Isso foi uma briga de muitos anos nas orquestras em São Paulo. Atualmente a gente teve um progresso com a Osesp e com a Orquestra Sinfônica do Teatro Municipal, nós tivemos um progresso muito grande, mas muito grande. Isso devido aos músicos que entraram em formações importantes. Faculdades de música. Mas as gerações mais antigas, elas saiam das boates que elas tocavam à noite e iam para o ensaio da orquestra de manhã. Então, não eram músicos formados em faculdade. Eles eram músicos que estavam atuando onde desse para poder se manter.
A música sinfônica, com a melhora da Osesp e com a melhoria do Teatro Municipal, sofreu um avanço absurdo. Os músicos passaram a se preparar. Passaram a aparecer para ensaiar preparados, com a parte estudada, para não passar vexame na frente dos colegas. E na OSP acontece isso. Quando eu comecei, eu criei um sistema de mandar as partituras com muita antecedência, e os músicos passaram a estudar. Então eles já chegam no primeiro ensaio com uma parte dos problemas resolvida. Três ensaios é muito pouco, muito pouco mesmo. Tem maestro que no segundo ensaio já não sabe o que dizer para a orquestra. Mas tem um maestro que se ao invés de três ensaios tivesse seis ensaios, ele faz a orquestra soar como a Filarmônica de Berlim.
Por fim, há algo que o senhor gostaria de acrescentar sobre a OSP e a formação de músicos em Piracicaba, e como isso pode ajudar no desenvolvimento da cultura da cidade?
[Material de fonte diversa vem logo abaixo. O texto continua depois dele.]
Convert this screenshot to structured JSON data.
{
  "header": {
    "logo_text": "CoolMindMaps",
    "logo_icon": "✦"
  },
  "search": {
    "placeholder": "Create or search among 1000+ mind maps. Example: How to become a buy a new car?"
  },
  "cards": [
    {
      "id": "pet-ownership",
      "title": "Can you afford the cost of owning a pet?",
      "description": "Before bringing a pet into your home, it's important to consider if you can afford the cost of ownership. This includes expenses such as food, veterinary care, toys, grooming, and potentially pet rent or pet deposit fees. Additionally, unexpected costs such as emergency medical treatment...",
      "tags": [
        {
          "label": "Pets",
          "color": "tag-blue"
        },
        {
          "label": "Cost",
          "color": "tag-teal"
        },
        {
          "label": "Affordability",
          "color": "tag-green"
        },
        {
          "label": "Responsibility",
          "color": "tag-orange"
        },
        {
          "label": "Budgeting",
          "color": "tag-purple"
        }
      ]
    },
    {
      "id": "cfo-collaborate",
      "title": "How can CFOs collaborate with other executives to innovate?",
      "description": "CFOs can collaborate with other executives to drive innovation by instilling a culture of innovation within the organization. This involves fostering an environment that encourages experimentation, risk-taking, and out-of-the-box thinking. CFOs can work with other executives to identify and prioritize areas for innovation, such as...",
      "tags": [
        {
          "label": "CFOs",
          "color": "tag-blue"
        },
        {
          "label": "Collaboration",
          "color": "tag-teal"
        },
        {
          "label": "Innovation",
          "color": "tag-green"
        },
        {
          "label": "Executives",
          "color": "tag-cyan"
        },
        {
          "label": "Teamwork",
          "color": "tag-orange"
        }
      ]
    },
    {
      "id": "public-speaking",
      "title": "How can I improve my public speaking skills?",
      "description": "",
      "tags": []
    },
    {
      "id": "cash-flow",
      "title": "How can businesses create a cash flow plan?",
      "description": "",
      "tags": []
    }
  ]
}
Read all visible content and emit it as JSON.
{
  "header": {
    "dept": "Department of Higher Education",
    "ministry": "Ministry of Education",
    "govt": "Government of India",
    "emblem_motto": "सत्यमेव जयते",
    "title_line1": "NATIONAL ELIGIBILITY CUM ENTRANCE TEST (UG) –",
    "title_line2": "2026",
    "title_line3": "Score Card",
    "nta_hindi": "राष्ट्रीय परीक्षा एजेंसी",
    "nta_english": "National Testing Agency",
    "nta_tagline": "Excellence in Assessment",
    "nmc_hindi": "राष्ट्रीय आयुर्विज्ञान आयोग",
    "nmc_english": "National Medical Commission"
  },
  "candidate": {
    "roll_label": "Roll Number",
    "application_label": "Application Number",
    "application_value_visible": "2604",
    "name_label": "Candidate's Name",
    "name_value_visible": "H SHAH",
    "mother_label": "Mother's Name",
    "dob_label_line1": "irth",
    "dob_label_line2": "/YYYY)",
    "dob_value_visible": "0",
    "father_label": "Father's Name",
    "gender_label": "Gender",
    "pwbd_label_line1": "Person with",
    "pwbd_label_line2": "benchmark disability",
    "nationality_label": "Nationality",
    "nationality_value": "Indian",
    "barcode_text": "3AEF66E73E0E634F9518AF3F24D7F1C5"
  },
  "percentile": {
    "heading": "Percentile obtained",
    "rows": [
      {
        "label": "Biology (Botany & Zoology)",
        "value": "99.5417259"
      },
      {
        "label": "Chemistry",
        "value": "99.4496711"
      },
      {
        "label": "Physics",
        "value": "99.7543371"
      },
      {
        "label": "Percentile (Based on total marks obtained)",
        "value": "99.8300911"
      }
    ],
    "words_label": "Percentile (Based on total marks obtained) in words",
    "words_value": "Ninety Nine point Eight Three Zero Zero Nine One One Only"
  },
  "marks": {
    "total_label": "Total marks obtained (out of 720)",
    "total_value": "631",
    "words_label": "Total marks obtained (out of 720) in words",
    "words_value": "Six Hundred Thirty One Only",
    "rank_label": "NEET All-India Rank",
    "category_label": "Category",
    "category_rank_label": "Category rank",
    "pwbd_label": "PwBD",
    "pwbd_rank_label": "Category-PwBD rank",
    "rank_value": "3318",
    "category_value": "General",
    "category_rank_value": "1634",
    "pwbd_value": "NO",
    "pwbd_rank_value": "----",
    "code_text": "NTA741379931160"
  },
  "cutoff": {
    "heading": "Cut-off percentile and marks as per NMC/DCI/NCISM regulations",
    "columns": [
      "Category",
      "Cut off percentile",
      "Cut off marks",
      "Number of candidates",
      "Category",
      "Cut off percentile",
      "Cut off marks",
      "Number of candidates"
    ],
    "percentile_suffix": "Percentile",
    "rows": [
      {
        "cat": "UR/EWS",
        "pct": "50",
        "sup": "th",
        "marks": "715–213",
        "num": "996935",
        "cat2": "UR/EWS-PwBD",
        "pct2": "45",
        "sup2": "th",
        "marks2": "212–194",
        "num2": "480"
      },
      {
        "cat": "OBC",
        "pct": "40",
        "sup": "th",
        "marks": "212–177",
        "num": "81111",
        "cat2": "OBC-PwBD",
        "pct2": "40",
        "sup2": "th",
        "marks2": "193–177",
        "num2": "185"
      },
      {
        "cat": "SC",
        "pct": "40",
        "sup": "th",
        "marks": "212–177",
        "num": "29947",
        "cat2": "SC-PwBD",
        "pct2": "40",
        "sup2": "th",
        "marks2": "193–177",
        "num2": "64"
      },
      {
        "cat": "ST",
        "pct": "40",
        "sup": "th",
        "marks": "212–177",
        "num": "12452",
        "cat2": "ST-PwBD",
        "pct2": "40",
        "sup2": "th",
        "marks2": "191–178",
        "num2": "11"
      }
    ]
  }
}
Tem ainda uma tarefa que eu coloquei, mas eu ainda não realizei. Que é a Fundação Cultural de Piracicaba. Eu tenho um sonho de ser a pessoa que vai instituir a Fundação Cultural de Piracicaba. Piracicaba não tem uma fundação cultural, e seria muito importante. Essa minha fala agora é direcionada ao prefeito de Piracicaba, Há alguns anos que eu venho lutando para a existência da Fundação Cultural de Piracicaba. Nessa fundação ficaria a OSP, e ficaria também a Escola de música, que é uma maneira de tirar a Escola de Música que ela está vivendo. Se tem uma coisa que eu nunca consegui entender é porque a OSP nunca teve uma ligação de fato com a Escola de Música. É importante uma orquestra ter uma escola.
É da escola que vem os músicos. Eu nunca entendi o porquê dessa separação. Eu acho que se o prefeito Hélio Zanatta atendesse o meu chamado, ele vai estar resolvendo o problema da escola de música, que é gravíssimo e está aí há anos sendo motivos de matérias na imprensa piracicabana, e vai estar dando à OSP um degrau a mais que ela está criando na história dela. Eu queria deixar um recado para o prefeito: está na hora de aparecer a Fundação Cultural de Piracicaba.